Despedidas

Já é noite aqui. O vento frio bate na vidraça do meu quarto. Lá fora, nada mais que o barulho ensurdecedor do silêncio da escuridão. E aqui dentro - de mim mesmo -, em silêncio, a minha escuridão interna urra. Eu ando me perguntando: será que você se lembra?

As vezes, eu tenho certeza de que não. "Casa ou apartamento?" Ah, essa é fácil, eu decido por nós. "Acho que precisa ser casa senão nossos cachorros sofrerão demais." Você, olhando para mim com o olhar de certeza, volta: "Nossa, é verdade... Não tinha pensado nisso. Em apartamentos não vão permitir tantos cachorrinhos." É, não iriam. Mas, tudo bem... Sobrava a nós uma outra pergunta agora: "Aonde?" Perguntamo-nos mentalmente, um ao outro. "Em Santos, então? A gente pode trabalhar e, no final de tarde, caminhar pela orla. O que acha?" Você sorriu, dizendo que sim com a boca, com os olhos e com o coração. Eu mesmo vi. Mas só para não me restar dúvida, também gesticulou com a cabeça. "Ah, vai ser Santos, então. Tá combinado." Eu sonhei. Nós sonhamos tanto. Será que você se lembra?

Me perdoa por cada falha. Minha e sua. Eu nunca fui tão bom assim quanto você inventou. Mas você também nunca entendeu o tamanho do meu amor por você, né? "Isso vai dar certo, viu?" É, vai... E até que deu. Por bem menos tempo do que eu achei que deveria, por bem menos tempo do que eu queria que tivesse dado. É noite, mas o dia já está por vir. Talvez eu madrugue outra vez. A vida é mesmo cheia dessas nuances, né?

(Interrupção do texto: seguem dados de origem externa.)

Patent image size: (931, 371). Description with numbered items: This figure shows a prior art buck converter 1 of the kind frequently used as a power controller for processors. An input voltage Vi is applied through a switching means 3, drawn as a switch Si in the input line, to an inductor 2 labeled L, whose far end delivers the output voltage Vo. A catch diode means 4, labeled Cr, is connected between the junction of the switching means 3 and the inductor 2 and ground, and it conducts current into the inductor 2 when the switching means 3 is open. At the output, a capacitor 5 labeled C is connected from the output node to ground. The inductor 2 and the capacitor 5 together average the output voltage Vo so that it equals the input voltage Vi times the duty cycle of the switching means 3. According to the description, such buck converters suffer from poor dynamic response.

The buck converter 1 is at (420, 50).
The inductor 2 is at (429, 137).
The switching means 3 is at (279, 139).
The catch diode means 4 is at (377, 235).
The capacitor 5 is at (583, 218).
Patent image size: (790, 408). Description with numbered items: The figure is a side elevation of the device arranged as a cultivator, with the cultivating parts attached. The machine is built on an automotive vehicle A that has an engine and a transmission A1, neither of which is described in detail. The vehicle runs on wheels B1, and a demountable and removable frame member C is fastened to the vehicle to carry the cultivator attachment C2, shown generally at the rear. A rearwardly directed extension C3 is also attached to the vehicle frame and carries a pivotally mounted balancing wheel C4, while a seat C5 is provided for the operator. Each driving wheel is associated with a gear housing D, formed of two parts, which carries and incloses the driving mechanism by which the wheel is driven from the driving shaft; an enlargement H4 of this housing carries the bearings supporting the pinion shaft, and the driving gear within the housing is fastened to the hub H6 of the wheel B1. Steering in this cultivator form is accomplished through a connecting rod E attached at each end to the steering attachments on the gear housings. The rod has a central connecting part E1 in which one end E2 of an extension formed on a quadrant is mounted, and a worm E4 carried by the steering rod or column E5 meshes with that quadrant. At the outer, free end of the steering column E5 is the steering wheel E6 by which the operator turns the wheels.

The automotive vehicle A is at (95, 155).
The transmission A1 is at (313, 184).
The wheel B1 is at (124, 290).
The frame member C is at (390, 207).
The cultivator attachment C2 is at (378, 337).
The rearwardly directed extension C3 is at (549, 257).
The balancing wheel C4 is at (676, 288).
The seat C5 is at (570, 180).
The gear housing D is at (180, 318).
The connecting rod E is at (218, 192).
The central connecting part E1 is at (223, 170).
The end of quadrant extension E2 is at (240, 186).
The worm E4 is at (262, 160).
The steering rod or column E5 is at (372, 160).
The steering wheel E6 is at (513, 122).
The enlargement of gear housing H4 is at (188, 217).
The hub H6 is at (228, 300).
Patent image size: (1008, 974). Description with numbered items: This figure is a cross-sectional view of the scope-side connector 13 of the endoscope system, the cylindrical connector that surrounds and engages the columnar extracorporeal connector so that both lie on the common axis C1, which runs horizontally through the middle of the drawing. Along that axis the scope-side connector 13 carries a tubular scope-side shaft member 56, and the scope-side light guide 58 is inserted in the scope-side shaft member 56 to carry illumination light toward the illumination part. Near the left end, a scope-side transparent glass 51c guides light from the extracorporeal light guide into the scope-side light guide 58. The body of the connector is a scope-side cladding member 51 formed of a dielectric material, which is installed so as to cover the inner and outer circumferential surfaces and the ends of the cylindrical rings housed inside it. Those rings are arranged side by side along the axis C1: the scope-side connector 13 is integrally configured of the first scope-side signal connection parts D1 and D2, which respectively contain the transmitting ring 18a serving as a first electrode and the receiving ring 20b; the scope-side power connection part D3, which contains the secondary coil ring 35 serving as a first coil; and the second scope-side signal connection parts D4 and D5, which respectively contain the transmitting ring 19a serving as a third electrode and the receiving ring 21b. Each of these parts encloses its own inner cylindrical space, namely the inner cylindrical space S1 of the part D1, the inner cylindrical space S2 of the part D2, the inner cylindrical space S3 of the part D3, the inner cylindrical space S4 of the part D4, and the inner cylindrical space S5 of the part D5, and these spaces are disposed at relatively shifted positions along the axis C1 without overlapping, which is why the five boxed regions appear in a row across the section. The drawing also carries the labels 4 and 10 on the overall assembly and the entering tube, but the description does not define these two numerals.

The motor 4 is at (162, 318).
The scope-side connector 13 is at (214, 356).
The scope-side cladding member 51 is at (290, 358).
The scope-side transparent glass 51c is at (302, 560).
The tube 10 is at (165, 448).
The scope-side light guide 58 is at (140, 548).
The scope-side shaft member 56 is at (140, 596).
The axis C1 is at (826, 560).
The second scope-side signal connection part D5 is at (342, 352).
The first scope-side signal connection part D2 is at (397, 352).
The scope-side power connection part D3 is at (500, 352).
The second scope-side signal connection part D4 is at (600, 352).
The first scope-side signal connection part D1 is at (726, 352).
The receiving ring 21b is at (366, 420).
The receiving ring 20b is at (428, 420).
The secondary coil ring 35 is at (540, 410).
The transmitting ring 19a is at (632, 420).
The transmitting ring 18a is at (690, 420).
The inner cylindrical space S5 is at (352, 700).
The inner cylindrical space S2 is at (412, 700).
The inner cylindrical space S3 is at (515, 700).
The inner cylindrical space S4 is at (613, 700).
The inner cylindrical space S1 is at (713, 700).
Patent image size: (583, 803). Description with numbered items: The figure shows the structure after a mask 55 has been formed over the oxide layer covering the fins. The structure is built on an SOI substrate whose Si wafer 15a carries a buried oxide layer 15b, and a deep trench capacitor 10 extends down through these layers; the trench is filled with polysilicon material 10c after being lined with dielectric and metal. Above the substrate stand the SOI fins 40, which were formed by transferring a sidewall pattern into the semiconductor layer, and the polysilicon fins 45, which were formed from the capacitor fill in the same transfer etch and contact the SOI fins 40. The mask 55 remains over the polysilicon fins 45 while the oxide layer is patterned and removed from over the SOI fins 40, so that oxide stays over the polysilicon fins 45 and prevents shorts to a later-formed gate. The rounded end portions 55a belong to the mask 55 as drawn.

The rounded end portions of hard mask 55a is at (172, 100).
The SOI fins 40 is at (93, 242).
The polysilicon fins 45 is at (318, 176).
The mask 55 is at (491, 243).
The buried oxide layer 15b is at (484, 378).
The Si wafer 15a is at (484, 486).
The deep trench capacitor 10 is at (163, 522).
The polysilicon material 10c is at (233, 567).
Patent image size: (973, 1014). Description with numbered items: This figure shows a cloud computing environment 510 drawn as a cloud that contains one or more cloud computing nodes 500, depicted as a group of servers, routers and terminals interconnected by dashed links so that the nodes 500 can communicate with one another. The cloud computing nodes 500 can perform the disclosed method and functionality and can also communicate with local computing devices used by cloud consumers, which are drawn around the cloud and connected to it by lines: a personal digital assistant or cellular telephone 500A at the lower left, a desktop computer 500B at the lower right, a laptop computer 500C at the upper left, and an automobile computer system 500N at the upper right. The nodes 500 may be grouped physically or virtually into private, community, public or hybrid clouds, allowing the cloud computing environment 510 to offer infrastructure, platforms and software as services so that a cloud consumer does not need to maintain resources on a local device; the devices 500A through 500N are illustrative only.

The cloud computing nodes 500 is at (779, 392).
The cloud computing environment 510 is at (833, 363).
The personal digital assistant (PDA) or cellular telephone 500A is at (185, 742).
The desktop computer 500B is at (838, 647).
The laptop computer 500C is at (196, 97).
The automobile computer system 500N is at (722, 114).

A gente combinou que, quando estivéssemos já velhos, se um de nós já tivesse que partir, nós estaríamos esperando para continuar a viver essa história linda de amor, seja lá onde for. Eu, sempre brincando - mas com certo tom de desespero e sinceridade -, vivia te dizendo que preferia ir antes de você por não aguentar nem mesmo a dor de imaginar como seria te perder. E olha só: eu te perdi. E não foi pra idade, não foi pra morte, não foi para outro toque de pele. Eu te perdi pra mim mesmo. E você também me perdeu. A gente achou que dessa vez era pra valer. Você se lembra?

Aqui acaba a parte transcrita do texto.